Homeopatik tedavide hastalığa yaklaşım daha farklıdır. Ortaya çıkan semptomların, yaşam gücünün bize kendini ifade etme şekli olduğunu anlarız. Homeopatide , “kilitteki bir anahtar” gibi , gözlemlenen semptomlara ( klasik homeopati şifa yasaları aracılığıyla), birçok homeopatik ilaç arasından uyan “benzer ilaç” bulunur ( homeopatinin temel kanunu, benzer benzer ile tedavi edilir) ve böylece semptomları ortadan kaldırmak için yaşam gücü desteklenir.
Her hastalık içten kaynaklanır ve ortaya çıkan semptomlar, iç uyumsuzluğu gösteren uyarı sinyalleridir. Vücudun tepkisini temsil ederler. Her fiziksel hastalıktan önce organizmayı zayıflatan dinamik / enerjik bir hastalık vardır, bu yüzden de tek bir tetikleyici hastalığa yol açabilir. Bu, kişinin farklı düzeylerinden (zihinsel, duygusal ve fiziksel) herhangi birinde olabilir.
Bununla birlikte, vücudun savunması / bağışıklık sistemi hala bir şekilde sağlamsa, organizmayı korumak için, daha ağır tablolara yol açmamak için, dışa vuran semptomlarla kendini fiziksel seviyede yansıtır. Bir örnek vermek gerekirse,yaşam enerji depresyon gelmesin diye idrar yolu enfeksiyonu yapar ve konvansiyel tıpta bu anlaşılmaz , ilaçlarla bastırılırsa ,durumu depresyona çevirir. Homeopat olarak çalışmalarımda sıklıkla karşılaştığım tablolardan biri de; vücutta ortaya çıkan bir döküntünün bastırılması (merhem, antibiotik vb. ilaçlarla),üst solunum sistemi sorunları, akciğer sorunlarına ve hatta sonrasında astım hastalığına rastladığımdır.
Konvansiyonel tıpta hastalıkların sadece semptomlarına bakılır. Bu durum ne yazık ki çoğu zaman gerçek hastalığın bastırılmasına yol açar. Yabani otlarla savaşmak bir metafor olarak düşünülebilir. Sadece yaprakları keserseniz, yabani otlar daha hızlı büyür. Halbuki kökleri yok etmek çok daha etkilidir. Konvansiyonel tıpta lokal hastalığın, dışa vurarak sadece kendini gösteren semptomlarıyla mücadele edilmesi, hastalığın içeriye doğru ilerlemesini ve kronik hastalığın oluşumunu başlatabilir.
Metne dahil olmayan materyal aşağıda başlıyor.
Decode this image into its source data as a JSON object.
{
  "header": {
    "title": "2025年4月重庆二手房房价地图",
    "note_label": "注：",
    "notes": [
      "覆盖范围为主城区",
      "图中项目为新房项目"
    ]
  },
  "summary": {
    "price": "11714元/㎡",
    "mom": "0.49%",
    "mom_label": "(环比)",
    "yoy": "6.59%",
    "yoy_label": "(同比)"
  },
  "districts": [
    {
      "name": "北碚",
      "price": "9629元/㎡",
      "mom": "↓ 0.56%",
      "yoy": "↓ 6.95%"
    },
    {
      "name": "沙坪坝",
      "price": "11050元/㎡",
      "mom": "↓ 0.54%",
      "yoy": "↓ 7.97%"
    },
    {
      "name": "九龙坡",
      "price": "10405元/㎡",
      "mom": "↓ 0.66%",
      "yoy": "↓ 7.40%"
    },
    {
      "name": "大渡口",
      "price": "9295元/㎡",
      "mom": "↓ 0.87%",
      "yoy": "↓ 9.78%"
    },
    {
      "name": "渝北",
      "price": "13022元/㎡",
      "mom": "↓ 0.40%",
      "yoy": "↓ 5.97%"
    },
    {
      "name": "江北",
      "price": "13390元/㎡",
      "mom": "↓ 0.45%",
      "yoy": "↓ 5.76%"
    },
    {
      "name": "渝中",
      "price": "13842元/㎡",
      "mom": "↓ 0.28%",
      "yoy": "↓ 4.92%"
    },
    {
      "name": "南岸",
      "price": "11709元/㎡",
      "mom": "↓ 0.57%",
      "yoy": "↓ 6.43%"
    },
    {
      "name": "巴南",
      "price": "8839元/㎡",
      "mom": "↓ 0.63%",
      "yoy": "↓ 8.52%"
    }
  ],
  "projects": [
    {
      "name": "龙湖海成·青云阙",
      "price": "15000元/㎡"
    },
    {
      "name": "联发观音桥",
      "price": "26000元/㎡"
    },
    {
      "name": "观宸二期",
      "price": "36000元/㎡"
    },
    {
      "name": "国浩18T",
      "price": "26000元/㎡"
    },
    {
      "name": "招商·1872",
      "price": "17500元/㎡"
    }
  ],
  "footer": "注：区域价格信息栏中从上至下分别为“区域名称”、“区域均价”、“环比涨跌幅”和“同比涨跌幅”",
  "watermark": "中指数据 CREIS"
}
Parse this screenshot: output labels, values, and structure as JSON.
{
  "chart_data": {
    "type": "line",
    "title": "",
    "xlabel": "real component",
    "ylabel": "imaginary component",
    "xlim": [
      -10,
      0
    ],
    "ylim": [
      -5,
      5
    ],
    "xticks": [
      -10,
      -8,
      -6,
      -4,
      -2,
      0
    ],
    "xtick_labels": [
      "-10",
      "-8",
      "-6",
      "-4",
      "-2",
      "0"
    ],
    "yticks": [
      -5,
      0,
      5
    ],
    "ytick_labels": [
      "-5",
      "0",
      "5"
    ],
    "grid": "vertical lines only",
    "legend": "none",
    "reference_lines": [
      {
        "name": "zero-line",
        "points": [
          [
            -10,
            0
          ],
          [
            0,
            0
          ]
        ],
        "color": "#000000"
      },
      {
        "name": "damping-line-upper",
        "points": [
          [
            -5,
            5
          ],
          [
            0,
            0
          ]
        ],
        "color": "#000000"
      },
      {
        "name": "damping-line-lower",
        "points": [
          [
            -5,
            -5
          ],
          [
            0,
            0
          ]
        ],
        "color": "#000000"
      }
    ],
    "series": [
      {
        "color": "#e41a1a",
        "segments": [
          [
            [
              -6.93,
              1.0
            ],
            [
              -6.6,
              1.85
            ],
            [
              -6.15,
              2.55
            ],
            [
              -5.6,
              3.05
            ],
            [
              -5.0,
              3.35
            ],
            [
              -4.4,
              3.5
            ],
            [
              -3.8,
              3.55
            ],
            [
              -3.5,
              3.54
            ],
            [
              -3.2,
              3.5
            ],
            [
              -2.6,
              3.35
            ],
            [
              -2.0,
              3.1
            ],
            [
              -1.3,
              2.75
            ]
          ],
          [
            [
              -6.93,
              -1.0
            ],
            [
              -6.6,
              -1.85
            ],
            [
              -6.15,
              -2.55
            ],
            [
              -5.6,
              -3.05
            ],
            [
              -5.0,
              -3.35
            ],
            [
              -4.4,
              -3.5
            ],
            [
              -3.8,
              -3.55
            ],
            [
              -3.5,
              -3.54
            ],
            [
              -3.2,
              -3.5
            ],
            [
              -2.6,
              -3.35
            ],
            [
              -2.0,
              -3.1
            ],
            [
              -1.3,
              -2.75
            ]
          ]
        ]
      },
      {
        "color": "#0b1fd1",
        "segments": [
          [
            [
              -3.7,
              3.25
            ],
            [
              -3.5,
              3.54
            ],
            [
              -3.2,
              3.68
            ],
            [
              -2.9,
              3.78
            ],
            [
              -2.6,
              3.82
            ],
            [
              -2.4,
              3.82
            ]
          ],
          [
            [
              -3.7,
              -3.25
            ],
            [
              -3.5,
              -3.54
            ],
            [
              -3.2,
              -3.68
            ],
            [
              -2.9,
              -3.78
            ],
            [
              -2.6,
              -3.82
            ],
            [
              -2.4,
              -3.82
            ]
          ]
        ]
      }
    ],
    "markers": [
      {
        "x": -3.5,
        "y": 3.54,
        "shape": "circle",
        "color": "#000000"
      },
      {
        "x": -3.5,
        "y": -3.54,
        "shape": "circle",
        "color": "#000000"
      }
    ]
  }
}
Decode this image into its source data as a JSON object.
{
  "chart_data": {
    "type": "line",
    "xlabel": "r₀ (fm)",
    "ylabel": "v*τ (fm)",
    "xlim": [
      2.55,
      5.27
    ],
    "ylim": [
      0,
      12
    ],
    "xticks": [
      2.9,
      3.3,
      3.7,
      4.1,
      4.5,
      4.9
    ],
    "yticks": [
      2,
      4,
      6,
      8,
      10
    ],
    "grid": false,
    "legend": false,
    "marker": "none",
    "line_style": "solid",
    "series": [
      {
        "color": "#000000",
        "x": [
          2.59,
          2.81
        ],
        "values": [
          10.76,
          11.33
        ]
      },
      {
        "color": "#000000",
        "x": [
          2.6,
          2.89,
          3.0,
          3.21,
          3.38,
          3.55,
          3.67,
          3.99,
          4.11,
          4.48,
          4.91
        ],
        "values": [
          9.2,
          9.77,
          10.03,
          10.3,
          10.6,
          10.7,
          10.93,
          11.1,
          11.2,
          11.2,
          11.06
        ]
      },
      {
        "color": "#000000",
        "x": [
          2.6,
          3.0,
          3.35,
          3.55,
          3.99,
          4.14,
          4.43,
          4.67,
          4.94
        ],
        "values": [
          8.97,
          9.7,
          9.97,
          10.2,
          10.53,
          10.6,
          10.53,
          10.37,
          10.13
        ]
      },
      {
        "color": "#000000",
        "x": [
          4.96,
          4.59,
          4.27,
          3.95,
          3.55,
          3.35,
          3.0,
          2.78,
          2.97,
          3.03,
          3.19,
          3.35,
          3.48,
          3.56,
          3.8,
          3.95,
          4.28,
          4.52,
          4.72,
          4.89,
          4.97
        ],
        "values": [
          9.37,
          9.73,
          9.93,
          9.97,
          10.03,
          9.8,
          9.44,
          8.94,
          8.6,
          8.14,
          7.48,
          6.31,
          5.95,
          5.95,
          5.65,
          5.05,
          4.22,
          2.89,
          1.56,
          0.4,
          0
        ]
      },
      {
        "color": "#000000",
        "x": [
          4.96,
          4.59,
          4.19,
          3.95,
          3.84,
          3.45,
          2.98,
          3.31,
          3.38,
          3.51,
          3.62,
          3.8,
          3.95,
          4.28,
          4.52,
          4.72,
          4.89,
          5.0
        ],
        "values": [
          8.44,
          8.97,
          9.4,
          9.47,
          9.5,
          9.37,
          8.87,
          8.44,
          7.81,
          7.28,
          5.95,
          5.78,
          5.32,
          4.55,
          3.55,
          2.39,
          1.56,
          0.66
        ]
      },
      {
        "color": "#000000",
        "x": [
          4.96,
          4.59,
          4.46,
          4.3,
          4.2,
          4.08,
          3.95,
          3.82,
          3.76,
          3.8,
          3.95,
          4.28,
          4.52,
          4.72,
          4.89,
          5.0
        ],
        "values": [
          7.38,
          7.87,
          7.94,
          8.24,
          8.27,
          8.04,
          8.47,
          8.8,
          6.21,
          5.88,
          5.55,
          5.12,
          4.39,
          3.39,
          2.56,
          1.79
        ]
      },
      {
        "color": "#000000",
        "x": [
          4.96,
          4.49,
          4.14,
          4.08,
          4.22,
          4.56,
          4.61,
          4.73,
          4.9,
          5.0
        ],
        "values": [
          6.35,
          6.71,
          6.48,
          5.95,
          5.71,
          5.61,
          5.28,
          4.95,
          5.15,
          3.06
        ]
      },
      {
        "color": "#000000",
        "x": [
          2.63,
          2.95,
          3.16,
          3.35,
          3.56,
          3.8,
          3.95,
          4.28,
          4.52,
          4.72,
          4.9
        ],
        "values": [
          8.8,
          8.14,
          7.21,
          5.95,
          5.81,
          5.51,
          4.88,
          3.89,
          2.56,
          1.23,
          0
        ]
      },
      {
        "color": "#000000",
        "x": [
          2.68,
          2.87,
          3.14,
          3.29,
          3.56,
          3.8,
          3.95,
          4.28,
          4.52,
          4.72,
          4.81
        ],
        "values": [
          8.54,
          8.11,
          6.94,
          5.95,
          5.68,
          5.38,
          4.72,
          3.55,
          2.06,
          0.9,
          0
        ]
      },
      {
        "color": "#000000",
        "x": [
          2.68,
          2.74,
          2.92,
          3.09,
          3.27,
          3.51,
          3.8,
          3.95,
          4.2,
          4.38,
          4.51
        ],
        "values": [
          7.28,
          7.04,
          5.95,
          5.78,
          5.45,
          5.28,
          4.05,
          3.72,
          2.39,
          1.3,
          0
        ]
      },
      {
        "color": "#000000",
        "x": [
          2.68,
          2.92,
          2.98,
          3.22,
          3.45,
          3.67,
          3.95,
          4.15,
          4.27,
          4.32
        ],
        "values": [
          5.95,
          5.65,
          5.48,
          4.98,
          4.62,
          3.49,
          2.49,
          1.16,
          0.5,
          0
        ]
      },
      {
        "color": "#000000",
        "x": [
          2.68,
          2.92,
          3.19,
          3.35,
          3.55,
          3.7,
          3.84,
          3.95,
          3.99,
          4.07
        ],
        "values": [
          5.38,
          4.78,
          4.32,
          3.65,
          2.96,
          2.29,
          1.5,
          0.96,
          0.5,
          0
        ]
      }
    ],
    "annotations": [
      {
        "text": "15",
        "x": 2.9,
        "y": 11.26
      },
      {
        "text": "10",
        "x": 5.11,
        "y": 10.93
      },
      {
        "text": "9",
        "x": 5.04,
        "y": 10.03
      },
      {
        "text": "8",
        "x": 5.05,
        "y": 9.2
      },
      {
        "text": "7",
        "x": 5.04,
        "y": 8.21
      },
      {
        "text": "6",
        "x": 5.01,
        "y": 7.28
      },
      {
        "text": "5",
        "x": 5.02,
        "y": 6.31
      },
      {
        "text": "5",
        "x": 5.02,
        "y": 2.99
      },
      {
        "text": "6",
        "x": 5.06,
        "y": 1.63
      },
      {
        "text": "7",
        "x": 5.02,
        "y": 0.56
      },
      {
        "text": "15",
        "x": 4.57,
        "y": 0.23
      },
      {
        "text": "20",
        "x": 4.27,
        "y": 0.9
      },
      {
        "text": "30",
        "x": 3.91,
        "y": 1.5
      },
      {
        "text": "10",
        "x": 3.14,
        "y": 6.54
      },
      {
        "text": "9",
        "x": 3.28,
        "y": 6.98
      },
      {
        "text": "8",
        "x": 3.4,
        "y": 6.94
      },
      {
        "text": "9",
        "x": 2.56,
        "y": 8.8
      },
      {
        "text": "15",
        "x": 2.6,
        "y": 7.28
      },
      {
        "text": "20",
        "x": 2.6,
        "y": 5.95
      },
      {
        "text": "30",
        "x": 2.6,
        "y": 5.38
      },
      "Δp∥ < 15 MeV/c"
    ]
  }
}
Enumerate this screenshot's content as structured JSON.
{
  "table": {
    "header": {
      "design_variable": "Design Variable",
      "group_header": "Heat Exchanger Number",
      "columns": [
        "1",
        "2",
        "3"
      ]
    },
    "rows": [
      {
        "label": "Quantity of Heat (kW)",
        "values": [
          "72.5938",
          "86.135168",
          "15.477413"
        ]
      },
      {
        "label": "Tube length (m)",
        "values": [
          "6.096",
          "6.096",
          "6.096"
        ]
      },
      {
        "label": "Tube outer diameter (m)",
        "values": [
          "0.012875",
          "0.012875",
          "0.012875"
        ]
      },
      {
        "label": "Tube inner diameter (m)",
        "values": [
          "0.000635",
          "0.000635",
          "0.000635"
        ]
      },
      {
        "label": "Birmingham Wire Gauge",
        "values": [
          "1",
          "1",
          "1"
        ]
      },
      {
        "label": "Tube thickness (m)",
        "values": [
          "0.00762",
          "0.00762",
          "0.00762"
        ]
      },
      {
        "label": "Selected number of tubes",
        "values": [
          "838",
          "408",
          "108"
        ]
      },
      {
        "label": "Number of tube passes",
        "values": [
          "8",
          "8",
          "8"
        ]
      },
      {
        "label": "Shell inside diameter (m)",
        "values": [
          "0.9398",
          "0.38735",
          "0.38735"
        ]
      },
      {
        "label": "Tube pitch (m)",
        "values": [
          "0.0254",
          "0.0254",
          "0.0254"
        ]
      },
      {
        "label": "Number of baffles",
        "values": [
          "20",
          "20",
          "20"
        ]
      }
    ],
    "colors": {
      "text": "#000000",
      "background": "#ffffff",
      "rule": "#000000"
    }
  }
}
Homeopatide ise; bağışıklık sistemini uyararak ve hayati gücü güçlendirerek dinamik bir iyileşme sağlanır. Hasta olan insanın temel yapısı tedavi edilir yani, sadece kökleri çıkarmakla kalmaz, aynı zamanda toprağı besler ve bakımını yapar. Kısacası akut hastalıklar kökünden tedavi edilerek, daha sonra gelişebilecek kronik bir hastalığın ortaya çıkması engellenmiş olur.
Homeopati; beden, zihin ve ruh arasında denge kurulmasını sağlayarak, daha sağlam bir yaşam gücüyle, daha sağlıklı bir hayat inşaa edilmesi için çalışır.